A front-page article in the April 16 Washington Post summed up the situation rather neatly: “For congressional Republicans, the challenges are . . . getting clear direction from the White House about the shape and scope of the agenda for the remainder of the year.”  On taxes, the Post article note, “it is not even clear who in the Trump administration . . . is taking the lead, or whether House Ways and Means Committee chairman Kevin Brady (R-Tex) will eventually be called upon to craft a compromise.”  But the legislative agenda is the Congress’s to formulate.  And the determination of tax policy is the responsibility of the legislative branch of government.  As New England Patriots coach Bill Belichick is prone to say to his players, “just do your job”.

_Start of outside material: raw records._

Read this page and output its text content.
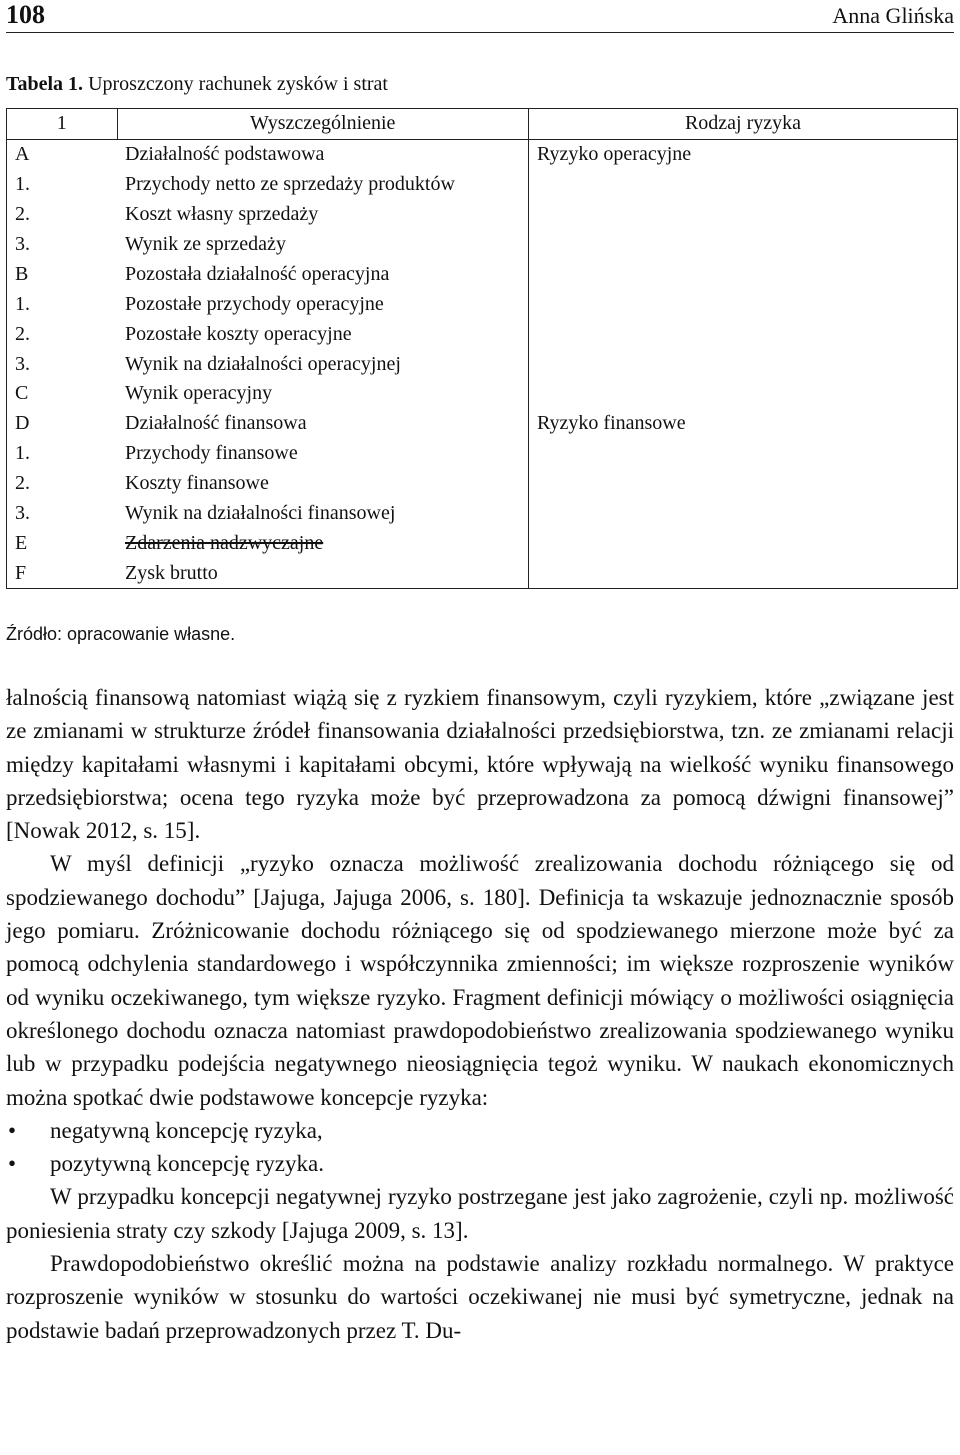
108	Anna Glińska
Tabela 1. Uproszczony rachunek zysków i strat
1	Wyszczególnienie	Rodzaj ryzyka
A	Działalność podstawowa	Ryzyko operacyjne
1.	Przychody netto ze sprzedaży produktów	
2.	Koszt własny sprzedaży	
3.	Wynik ze sprzedaży	
B	Pozostała działalność operacyjna	
1.	Pozostałe przychody operacyjne	
2.	Pozostałe koszty operacyjne	
3.	Wynik na działalności operacyjnej	
C	Wynik operacyjny	
D	Działalność finansowa	Ryzyko finansowe
1.	Przychody finansowe	
2.	Koszty finansowe	
3.	Wynik na działalności finansowej	
E	Zdarzenia nadzwyczajne	
F	Zysk brutto	
Źródło: opracowanie własne.

łalnością finansową natomiast wiążą się z ryzkiem finansowym, czyli ryzykiem, które „związane jest ze zmianami w strukturze źródeł finansowania działalności przedsiębiorstwa, tzn. ze zmianami relacji między kapitałami własnymi i kapitałami obcymi, które wpływają na wielkość wyniku finansowego przedsiębiorstwa; ocena tego ryzyka może być przeprowadzona za pomocą dźwigni finansowej” [Nowak 2012, s. 15].

W myśl definicji „ryzyko oznacza możliwość zrealizowania dochodu różniącego się od spodziewanego dochodu” [Jajuga, Jajuga 2006, s. 180]. Definicja ta wskazuje jednoznacznie sposób jego pomiaru. Zróżnicowanie dochodu różniącego się od spodziewanego mierzone może być za pomocą odchylenia standardowego i współczynnika zmienności; im większe rozproszenie wyników od wyniku oczekiwanego, tym większe ryzyko. Fragment definicji mówiący o możliwości osiągnięcia określonego dochodu oznacza natomiast prawdopodobieństwo zrealizowania spodziewanego wyniku lub w przypadku podejścia negatywnego nieosiągnięcia tegoż wyniku. W naukach ekonomicznych można spotkać dwie podstawowe koncepcje ryzyka:

• negatywną koncepcję ryzyka,
• pozytywną koncepcję ryzyka.

W przypadku koncepcji negatywnej ryzyko postrzegane jest jako zagrożenie, czyli np. możliwość poniesienia straty czy szkody [Jajuga 2009, s. 13].

Prawdopodobieństwo określić można na podstawie analizy rozkładu normalnego. W praktyce rozproszenie wyników w stosunku do wartości oczekiwanej nie musi być symetryczne, jednak na podstawie badań przeprowadzonych przez T. Du-
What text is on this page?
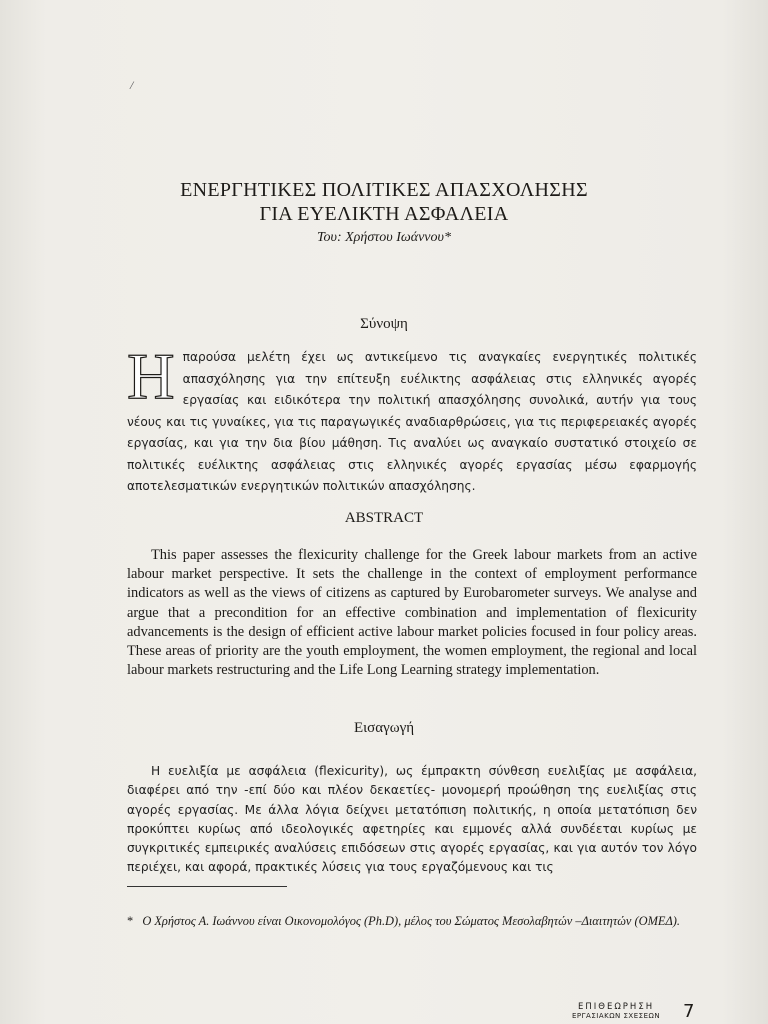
/
ΕΝΕΡΓΗΤΙΚΕΣ ΠΟΛΙΤΙΚΕΣ ΑΠΑΣΧΟΛΗΣΗΣ
ΓΙΑ ΕΥΕΛΙΚΤΗ ΑΣΦΑΛΕΙΑ
Του: Χρήστου Ιωάννου*
Σύνοψη
Η παρούσα μελέτη έχει ως αντικείμενο τις αναγκαίες ενεργητικές πολιτικές απασχόλησης για την επίτευξη ευέλικτης ασφάλειας στις ελληνικές αγορές εργασίας και ειδικότερα την πολιτική απασχόλησης συνολικά, αυτήν για τους νέους και τις γυναίκες, για τις παραγωγικές αναδιαρθρώσεις, για τις περιφερειακές αγορές εργασίας, και για την δια βίου μάθηση. Τις αναλύει ως αναγκαίο συστατικό στοιχείο σε πολιτικές ευέλικτης ασφάλειας στις ελληνικές αγορές εργασίας μέσω εφαρμογής αποτελεσματικών ενεργητικών πολιτικών απασχόλησης.
ABSTRACT
This paper assesses the flexicurity challenge for the Greek labour markets from an active labour market perspective. It sets the challenge in the context of employment performance indicators as well as the views of citizens as captured by Eurobarometer surveys. We analyse and argue that a precondition for an effective combination and implementation of flexicurity advancements is the design of efficient active labour market policies focused in four policy areas. These areas of priority are the youth employment, the women employment, the regional and local labour markets restructuring and the Life Long Learning strategy implementation.
Εισαγωγή
Η ευελιξία με ασφάλεια (flexicurity), ως έμπρακτη σύνθεση ευελιξίας με ασφάλεια, διαφέρει από την -επί δύο και πλέον δεκαετίες- μονομερή προώθηση της ευελιξίας στις αγορές εργασίας. Με άλλα λόγια δείχνει μετατόπιση πολιτικής, η οποία μετατόπιση δεν προκύπτει κυρίως από ιδεολογικές αφετηρίες και εμμονές αλλά συνδέεται κυρίως με συγκριτικές εμπειρικές αναλύσεις επιδόσεων στις αγορές εργασίας, και για αυτόν τον λόγο περιέχει, και αφορά, πρακτικές λύσεις για τους εργαζόμενους και τις
* Ο Χρήστος Α. Ιωάννου είναι Οικονομολόγος (Ph.D), μέλος του Σώματος Μεσολαβητών –Διαιτητών (ΟΜΕΔ).
ΕΠΙΘΕΩΡΗΣΗ
ΕΡΓΑΣΙΑΚΩΝ ΣΧΕΣΕΩΝ 7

– Finally, empower the Congressional Research Service to provide mini-courses on the Congress’s constitutional powers and duties, and require every new member of the House and Senate to take the course upon election and periodically thereafter, in order to gain a committee seat or a leadership position.

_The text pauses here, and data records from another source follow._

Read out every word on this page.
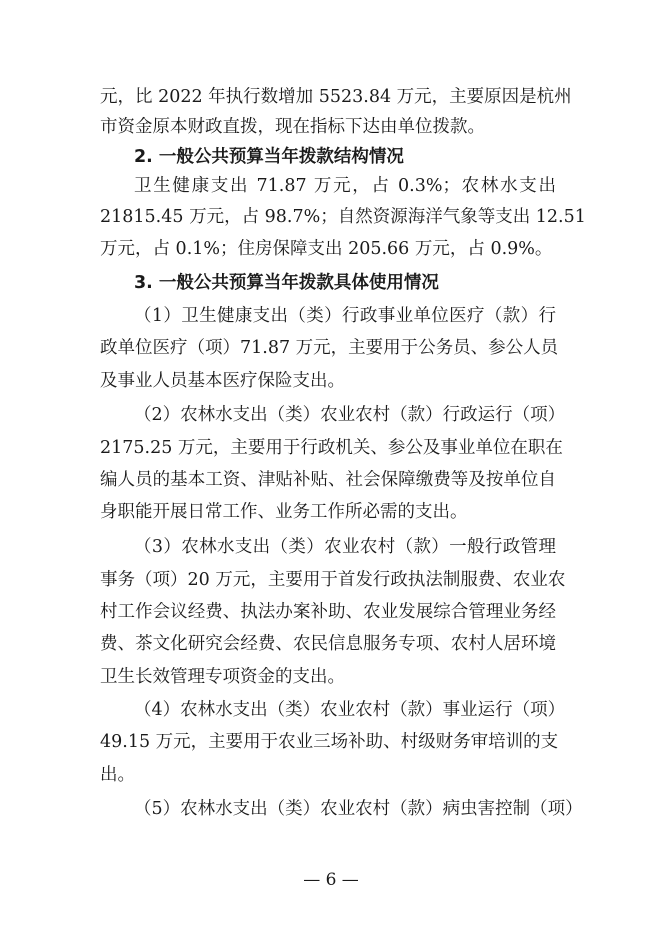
元，比 2022 年执行数增加 5523.84 万元，主要原因是杭州
市资金原本财政直拨，现在指标下达由单位拨款。
2. 一般公共预算当年拨款结构情况
卫生健康支出 71.87 万元，占 0.3%；农林水支出
21815.45 万元，占 98.7%；自然资源海洋气象等支出 12.51
万元，占 0.1%；住房保障支出 205.66 万元，占 0.9%。
3. 一般公共预算当年拨款具体使用情况
（1）卫生健康支出（类）行政事业单位医疗（款）行
政单位医疗（项）71.87 万元，主要用于公务员、参公人员
及事业人员基本医疗保险支出。
（2）农林水支出（类）农业农村（款）行政运行（项）
2175.25 万元，主要用于行政机关、参公及事业单位在职在
编人员的基本工资、津贴补贴、社会保障缴费等及按单位自
身职能开展日常工作、业务工作所必需的支出。
（3）农林水支出（类）农业农村（款）一般行政管理
事务（项）20 万元，主要用于首发行政执法制服费、农业农
村工作会议经费、执法办案补助、农业发展综合管理业务经
费、茶文化研究会经费、农民信息服务专项、农村人居环境
卫生长效管理专项资金的支出。
（4）农林水支出（类）农业农村（款）事业运行（项）
49.15 万元，主要用于农业三场补助、村级财务审培训的支
出。
（5）农林水支出（类）农业农村（款）病虫害控制（项）
— 6 —
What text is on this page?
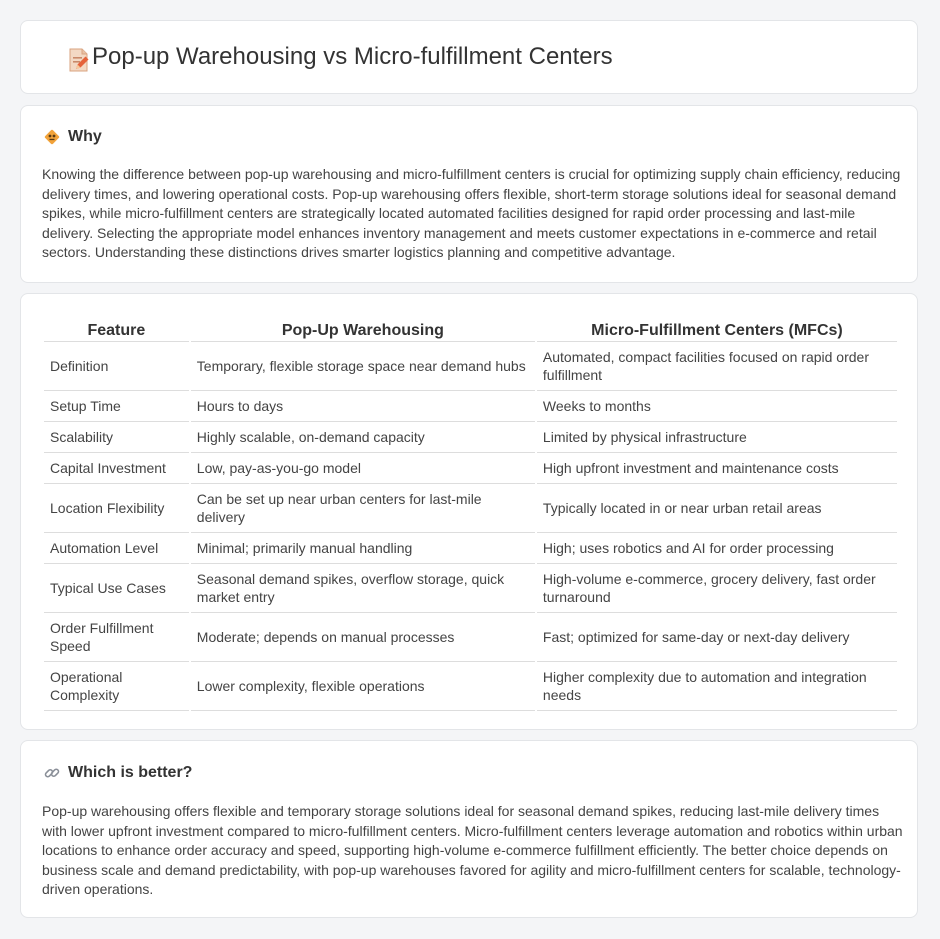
Pop-up Warehousing vs Micro-fulfillment Centers
Why

Knowing the difference between pop-up warehousing and micro-fulfillment centers is crucial for optimizing supply chain efficiency, reducing delivery times, and lowering operational costs. Pop-up warehousing offers flexible, short-term storage solutions ideal for seasonal demand spikes, while micro-fulfillment centers are strategically located automated facilities designed for rapid order processing and last-mile delivery. Selecting the appropriate model enhances inventory management and meets customer expectations in e-commerce and retail sectors. Understanding these distinctions drives smarter logistics planning and competitive advantage.

Feature	Pop-Up Warehousing	Micro-Fulfillment Centers (MFCs)
Definition	Temporary, flexible storage space near demand hubs	Automated, compact facilities focused on rapid order fulfillment
Setup Time	Hours to days	Weeks to months
Scalability	Highly scalable, on-demand capacity	Limited by physical infrastructure
Capital Investment	Low, pay-as-you-go model	High upfront investment and maintenance costs
Location Flexibility	Can be set up near urban centers for last-mile delivery	Typically located in or near urban retail areas
Automation Level	Minimal; primarily manual handling	High; uses robotics and AI for order processing
Typical Use Cases	Seasonal demand spikes, overflow storage, quick market entry	High-volume e-commerce, grocery delivery, fast order turnaround
Order Fulfillment Speed	Moderate; depends on manual processes	Fast; optimized for same-day or next-day delivery
Operational Complexity	Lower complexity, flexible operations	Higher complexity due to automation and integration needs
Which is better?

Pop-up warehousing offers flexible and temporary storage solutions ideal for seasonal demand spikes, reducing last-mile delivery times with lower upfront investment compared to micro-fulfillment centers. Micro-fulfillment centers leverage automation and robotics within urban locations to enhance order accuracy and speed, supporting high-volume e-commerce fulfillment efficiently. The better choice depends on business scale and demand predictability, with pop-up warehouses favored for agility and micro-fulfillment centers for scalable, technology-driven operations.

The problem is long-standing and difficult: it often appears that many members of Congress have no clue as to what the Constitution requires of them.  Perhaps some of these approaches might over time help redress the balance between the branches and return us to something closer to the constitutional model the Founders envisioned.   The Constitution did not make the Congress the principal repository of federal authority because its authors thought the Congress would be infallible.  Rather, in a hybrid governmental system, a republic in form but a democracy in the selection of leaders, the Founders believed that by giving Congress the power to tax, spend, and go to war, the ultimate authority would rest with the people themselves.  When members of Congress surrender this authority, it is not themselves they are betraying.  It is the American people.  That is why the balance of powers must be restored.

Mickey Edwards, a former member of the Republican leadership in Congress, is a vice president of the Aspen Institute and the author, most recently, of “The Parties Versus the People: How to Turn Republicans and Democrats into Americans.”